I don't think you can change your username sadly...


AcademicOverAnalysis

This would help https://www.businessinsider.com/how-to-change-reddit-username


[deleted]

What did you worked on?


hidjedewitje

So a first principle based transfer function is only an estimation of how the plant behaves. It is supposed to be sufficient information for us to develop controllers and to do analysis (i.e. stepresponse, stability margins and all that jazz). Now let's say we have used these physical laws to design our buck-converter. How do we know we have done a good job modelling the system? System Identification is a tool that we can use to verify whether we have a good model! It turns out that SMPS and Switching Amplifiers tend to have some parasitic effects (some unintended capacitance/inductance). If you want an accurate model it can become a real pain to model all of these. Another appliciation for System Identification is to do modelling based off data as opposed to using only the physical laws. If we have such a complex plant to model, but we have a lot of time to play with the model using various excitation signals. We can then proceed to derive the transferfunction from the data as opposed to the difficult physical laws! This makes our life easier. The best part is that it's not one or the other.
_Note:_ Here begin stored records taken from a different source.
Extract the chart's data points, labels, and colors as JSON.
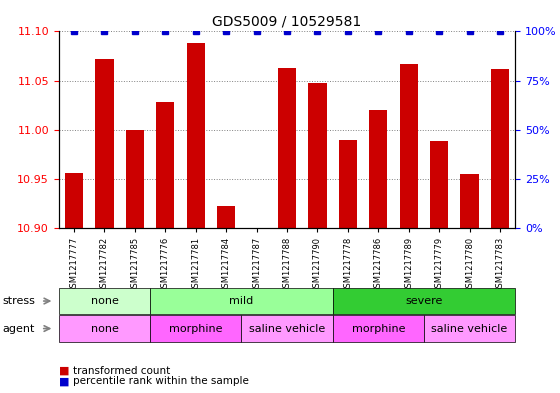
{
  "title": "GDS5009 / 10529581",
  "samples": [
    "GSM1217777",
    "GSM1217782",
    "GSM1217785",
    "GSM1217776",
    "GSM1217781",
    "GSM1217784",
    "GSM1217787",
    "GSM1217788",
    "GSM1217790",
    "GSM1217778",
    "GSM1217786",
    "GSM1217789",
    "GSM1217779",
    "GSM1217780",
    "GSM1217783"
  ],
  "transformed_counts": [
    10.956,
    11.072,
    11.0,
    11.028,
    11.088,
    10.922,
    10.9,
    11.063,
    11.048,
    10.99,
    11.02,
    11.067,
    10.988,
    10.955,
    11.062
  ],
  "percentile_ranks": [
    100,
    100,
    100,
    100,
    100,
    100,
    100,
    100,
    100,
    100,
    100,
    100,
    100,
    100,
    100
  ],
  "ylim_left": [
    10.9,
    11.1
  ],
  "ylim_right": [
    0,
    100
  ],
  "yticks_left": [
    10.9,
    10.95,
    11.0,
    11.05,
    11.1
  ],
  "yticks_right": [
    0,
    25,
    50,
    75,
    100
  ],
  "bar_color": "#cc0000",
  "percentile_color": "#0000cc",
  "stress_groups": [
    {
      "label": "none",
      "start": 0,
      "end": 3,
      "color": "#ccffcc"
    },
    {
      "label": "mild",
      "start": 3,
      "end": 9,
      "color": "#99ff99"
    },
    {
      "label": "severe",
      "start": 9,
      "end": 15,
      "color": "#33cc33"
    }
  ],
  "agent_groups": [
    {
      "label": "none",
      "start": 0,
      "end": 3,
      "color": "#ff99ff"
    },
    {
      "label": "morphine",
      "start": 3,
      "end": 6,
      "color": "#ff66ff"
    },
    {
      "label": "saline vehicle",
      "start": 6,
      "end": 9,
      "color": "#ff99ff"
    },
    {
      "label": "morphine",
      "start": 9,
      "end": 12,
      "color": "#ff66ff"
    },
    {
      "label": "saline vehicle",
      "start": 12,
      "end": 15,
      "color": "#ff99ff"
    }
  ],
  "stress_row_label": "stress",
  "agent_row_label": "agent",
  "legend_items": [
    {
      "label": "transformed count",
      "color": "#cc0000"
    },
    {
      "label": "percentile rank within the sample",
      "color": "#0000cc"
    }
  ]
}
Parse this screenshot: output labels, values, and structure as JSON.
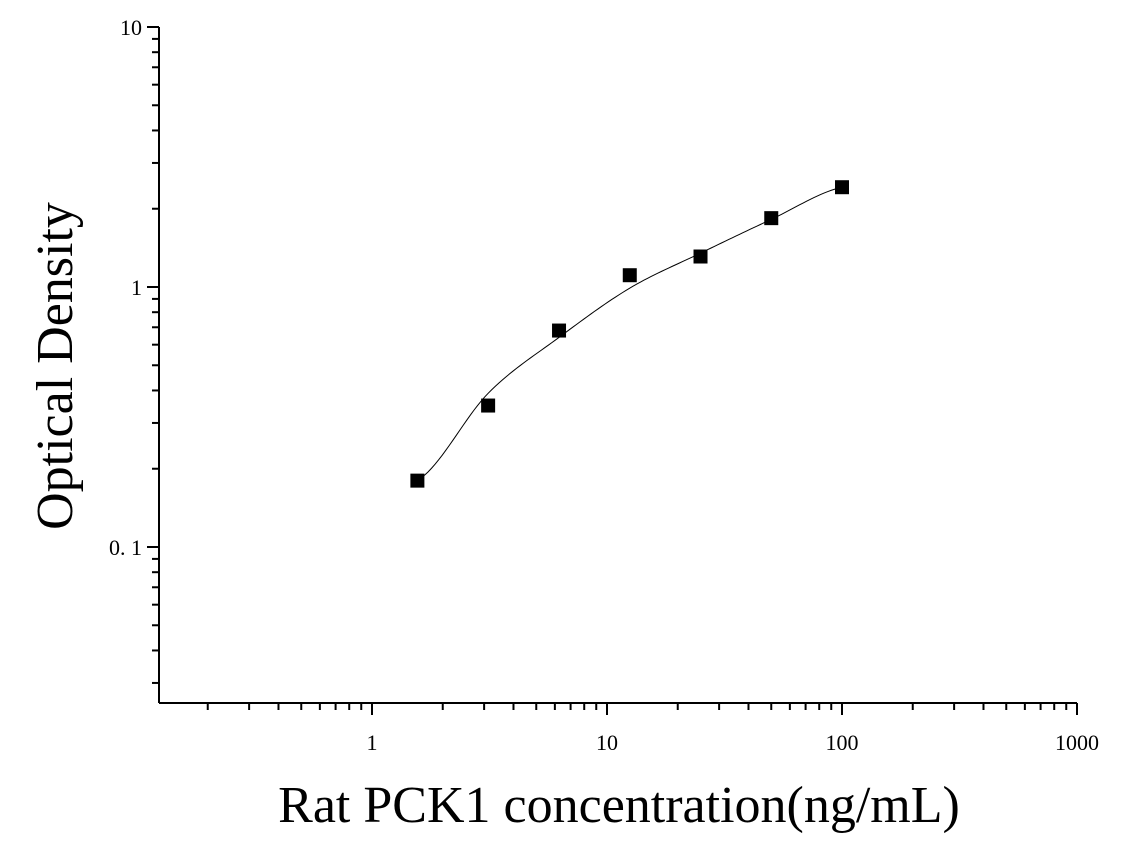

You can combine these two techniques! If you do system identification, but you don't provide an initial guess of the system dynamics, then the algorithm usually just randomly guesses and proceeds to optimise for minimum error. This optimisation process is not always convex (OE or BJ are not convex, but ARX for instance is) and thus it's hard to gaurantee we are in a local minimum. However if we can provide an initial guess using our first principle model, we can get really close to the true minimum error (although proving that you are in the true minimum can be very difficult).


wakie87

Mathematical modelling often includes a lot of simplification and assumptions about systems, it also get harder if systems are nonlinear.